O som da noite- 5ª parte

José Teodoro, 12 de junho de 1949

A relatividade na percepção do tempo é realmente algo intrigante. O dia para o miserável arrasta-se mais longe do que caminha para aquele que vive em fartura. Do mesmo modo ocorre com aqueles ricos e pobres de perspectiva. Posso dizer que infelizmente já não mais sou um detentor de tal bem em abundância, já que não houve espaço para expectativas em minhas malas. Logo, nem me parece fazer apenas um mês que cheguei à José Teodoro. Este prazo ainda não foi o suficiente para me desintoxicar da caótica vida da capital, e a abstinência me tem sido tão sofrida!
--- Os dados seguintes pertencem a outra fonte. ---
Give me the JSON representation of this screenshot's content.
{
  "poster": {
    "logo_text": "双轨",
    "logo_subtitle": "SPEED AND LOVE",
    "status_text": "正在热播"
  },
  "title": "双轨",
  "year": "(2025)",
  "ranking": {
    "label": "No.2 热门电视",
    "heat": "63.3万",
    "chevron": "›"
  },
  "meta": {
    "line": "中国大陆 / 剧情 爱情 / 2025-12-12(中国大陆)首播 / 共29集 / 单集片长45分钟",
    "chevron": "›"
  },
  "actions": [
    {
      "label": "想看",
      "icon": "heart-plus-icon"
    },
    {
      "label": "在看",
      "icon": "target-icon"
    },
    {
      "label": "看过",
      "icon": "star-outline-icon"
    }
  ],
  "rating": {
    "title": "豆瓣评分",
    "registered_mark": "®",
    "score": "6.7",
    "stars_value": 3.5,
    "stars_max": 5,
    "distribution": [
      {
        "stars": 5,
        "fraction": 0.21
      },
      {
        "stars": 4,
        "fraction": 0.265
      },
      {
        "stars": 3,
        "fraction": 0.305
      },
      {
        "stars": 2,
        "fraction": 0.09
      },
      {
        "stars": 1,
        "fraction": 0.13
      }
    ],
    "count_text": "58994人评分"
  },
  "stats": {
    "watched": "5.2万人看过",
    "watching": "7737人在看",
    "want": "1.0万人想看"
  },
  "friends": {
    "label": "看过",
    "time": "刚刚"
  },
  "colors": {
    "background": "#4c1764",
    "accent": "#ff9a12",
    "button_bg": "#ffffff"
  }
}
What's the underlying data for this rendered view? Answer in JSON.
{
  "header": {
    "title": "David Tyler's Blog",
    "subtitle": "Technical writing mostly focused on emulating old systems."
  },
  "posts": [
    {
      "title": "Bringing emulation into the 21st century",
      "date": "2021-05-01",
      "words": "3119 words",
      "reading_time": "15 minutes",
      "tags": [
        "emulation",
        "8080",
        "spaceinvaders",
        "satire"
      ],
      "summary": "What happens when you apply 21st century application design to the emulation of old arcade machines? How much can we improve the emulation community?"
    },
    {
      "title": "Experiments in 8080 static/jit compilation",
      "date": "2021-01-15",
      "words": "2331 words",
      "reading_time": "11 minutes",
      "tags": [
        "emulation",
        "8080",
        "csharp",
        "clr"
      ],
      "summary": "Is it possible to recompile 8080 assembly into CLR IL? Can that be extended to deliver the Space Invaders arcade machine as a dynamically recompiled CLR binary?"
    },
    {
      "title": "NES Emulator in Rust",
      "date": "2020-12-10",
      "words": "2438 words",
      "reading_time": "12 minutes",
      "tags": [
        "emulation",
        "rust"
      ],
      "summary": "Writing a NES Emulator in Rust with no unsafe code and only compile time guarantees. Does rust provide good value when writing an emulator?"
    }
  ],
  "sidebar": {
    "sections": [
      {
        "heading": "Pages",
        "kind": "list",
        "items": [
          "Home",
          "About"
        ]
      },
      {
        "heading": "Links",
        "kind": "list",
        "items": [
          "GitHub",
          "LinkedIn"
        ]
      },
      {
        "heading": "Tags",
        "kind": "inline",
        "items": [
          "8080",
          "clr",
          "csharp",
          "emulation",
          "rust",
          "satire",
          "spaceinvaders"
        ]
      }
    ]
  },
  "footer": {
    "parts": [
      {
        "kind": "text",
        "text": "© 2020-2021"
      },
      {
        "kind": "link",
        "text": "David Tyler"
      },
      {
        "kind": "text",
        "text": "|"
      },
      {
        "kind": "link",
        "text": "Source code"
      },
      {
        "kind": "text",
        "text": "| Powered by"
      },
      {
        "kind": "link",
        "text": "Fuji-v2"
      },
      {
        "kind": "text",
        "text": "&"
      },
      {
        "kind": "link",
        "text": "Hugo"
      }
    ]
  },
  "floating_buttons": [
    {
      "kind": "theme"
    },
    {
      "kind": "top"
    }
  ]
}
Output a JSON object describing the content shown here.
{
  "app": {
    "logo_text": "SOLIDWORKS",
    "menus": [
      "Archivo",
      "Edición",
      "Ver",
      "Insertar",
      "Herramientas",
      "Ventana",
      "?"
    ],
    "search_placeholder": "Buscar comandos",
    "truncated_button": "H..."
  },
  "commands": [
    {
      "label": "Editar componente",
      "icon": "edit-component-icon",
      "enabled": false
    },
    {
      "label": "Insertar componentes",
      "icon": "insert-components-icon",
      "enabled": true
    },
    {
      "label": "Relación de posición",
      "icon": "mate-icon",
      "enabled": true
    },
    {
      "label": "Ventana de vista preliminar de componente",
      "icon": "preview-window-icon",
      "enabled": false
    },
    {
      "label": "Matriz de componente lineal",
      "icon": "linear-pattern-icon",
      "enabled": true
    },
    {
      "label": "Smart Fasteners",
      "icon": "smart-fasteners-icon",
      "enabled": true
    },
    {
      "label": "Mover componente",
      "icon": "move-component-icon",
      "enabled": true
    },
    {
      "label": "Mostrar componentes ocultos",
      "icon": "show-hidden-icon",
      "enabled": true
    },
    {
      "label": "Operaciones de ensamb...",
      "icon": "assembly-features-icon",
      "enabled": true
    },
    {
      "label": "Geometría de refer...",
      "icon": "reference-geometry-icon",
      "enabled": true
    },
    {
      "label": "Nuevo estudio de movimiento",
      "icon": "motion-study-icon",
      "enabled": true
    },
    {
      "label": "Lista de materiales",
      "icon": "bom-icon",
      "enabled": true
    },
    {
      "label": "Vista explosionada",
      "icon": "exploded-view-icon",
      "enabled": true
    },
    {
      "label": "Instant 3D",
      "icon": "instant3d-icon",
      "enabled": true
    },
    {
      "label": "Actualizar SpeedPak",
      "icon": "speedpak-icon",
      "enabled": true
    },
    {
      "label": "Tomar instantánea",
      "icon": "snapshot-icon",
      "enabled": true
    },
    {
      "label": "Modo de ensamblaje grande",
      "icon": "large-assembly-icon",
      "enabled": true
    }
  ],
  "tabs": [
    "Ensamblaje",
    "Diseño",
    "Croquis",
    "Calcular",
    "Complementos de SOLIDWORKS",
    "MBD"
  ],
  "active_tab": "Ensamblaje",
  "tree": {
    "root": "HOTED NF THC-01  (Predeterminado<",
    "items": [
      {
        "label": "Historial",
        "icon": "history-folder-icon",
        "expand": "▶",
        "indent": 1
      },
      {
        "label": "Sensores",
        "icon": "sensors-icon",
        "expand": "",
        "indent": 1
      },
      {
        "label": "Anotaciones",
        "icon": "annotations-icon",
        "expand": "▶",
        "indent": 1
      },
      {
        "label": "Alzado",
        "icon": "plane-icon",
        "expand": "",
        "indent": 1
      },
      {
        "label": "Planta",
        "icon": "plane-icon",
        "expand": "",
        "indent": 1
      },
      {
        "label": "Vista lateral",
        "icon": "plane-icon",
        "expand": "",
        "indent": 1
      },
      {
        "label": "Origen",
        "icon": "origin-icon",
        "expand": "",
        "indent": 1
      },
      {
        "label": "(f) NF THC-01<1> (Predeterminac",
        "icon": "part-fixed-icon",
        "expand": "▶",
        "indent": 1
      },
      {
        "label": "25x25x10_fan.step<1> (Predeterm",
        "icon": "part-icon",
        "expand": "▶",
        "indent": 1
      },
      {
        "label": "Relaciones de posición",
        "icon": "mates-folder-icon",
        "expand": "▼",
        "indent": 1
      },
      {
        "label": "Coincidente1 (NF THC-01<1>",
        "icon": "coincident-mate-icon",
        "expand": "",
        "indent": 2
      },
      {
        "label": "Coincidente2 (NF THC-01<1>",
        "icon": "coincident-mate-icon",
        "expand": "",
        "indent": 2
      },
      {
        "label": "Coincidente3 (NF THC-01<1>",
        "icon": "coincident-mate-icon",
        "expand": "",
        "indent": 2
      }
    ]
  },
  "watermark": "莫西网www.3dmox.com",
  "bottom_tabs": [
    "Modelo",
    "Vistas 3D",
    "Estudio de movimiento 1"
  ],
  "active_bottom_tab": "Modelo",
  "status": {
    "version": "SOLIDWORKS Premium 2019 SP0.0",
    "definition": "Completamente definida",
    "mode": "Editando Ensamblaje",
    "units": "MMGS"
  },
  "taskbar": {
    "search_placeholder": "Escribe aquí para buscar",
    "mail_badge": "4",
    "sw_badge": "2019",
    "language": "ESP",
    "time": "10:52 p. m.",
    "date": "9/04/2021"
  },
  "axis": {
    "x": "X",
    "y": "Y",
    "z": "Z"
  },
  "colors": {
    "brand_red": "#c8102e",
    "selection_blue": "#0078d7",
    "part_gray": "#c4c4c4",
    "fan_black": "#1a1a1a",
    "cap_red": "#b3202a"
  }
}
Minha nova rotina vem se mostrado maçante, se limitando a algumas poucas idas à cidade em busca de suprimentos, munições e para enviar telegramas à papai, e a incursões na mata no período da tarde. Acredito que ainda busco sentir a emoção que me apossou no instante em que me deparei com as marcas de garra na velha figueira novamente, mas essa é até o momento uma jornada sem frutos. Em meus passeios pelo gigante verde apenas consegui abater alguns animais de pequeno porte, como antas e tatus, e algumas aves pelo percurso. Ao menos com essas cassadas consigo alimentar a esperança de salvar os terríveis jantar feitos por Cícera, o que invariavelmente não ocorre. Nem ao menos as rubras pirangas consegui encontrar nesse mês percorrendo por entre as entranhas da floresta. Ironicamente, as filhas de Heleno com freqüência usam as flores brancas e vermelhas da fruta em seus cabelos. Certa vez indaguei a elas onde as colhiam, mas elas se recusaram a me dizer. Devo concluir que a infâmia infantil é uma verdade universal, não se restringindo a vida urbana. Já vejo com outros olhos as encantadoras possibilidades da esterilização.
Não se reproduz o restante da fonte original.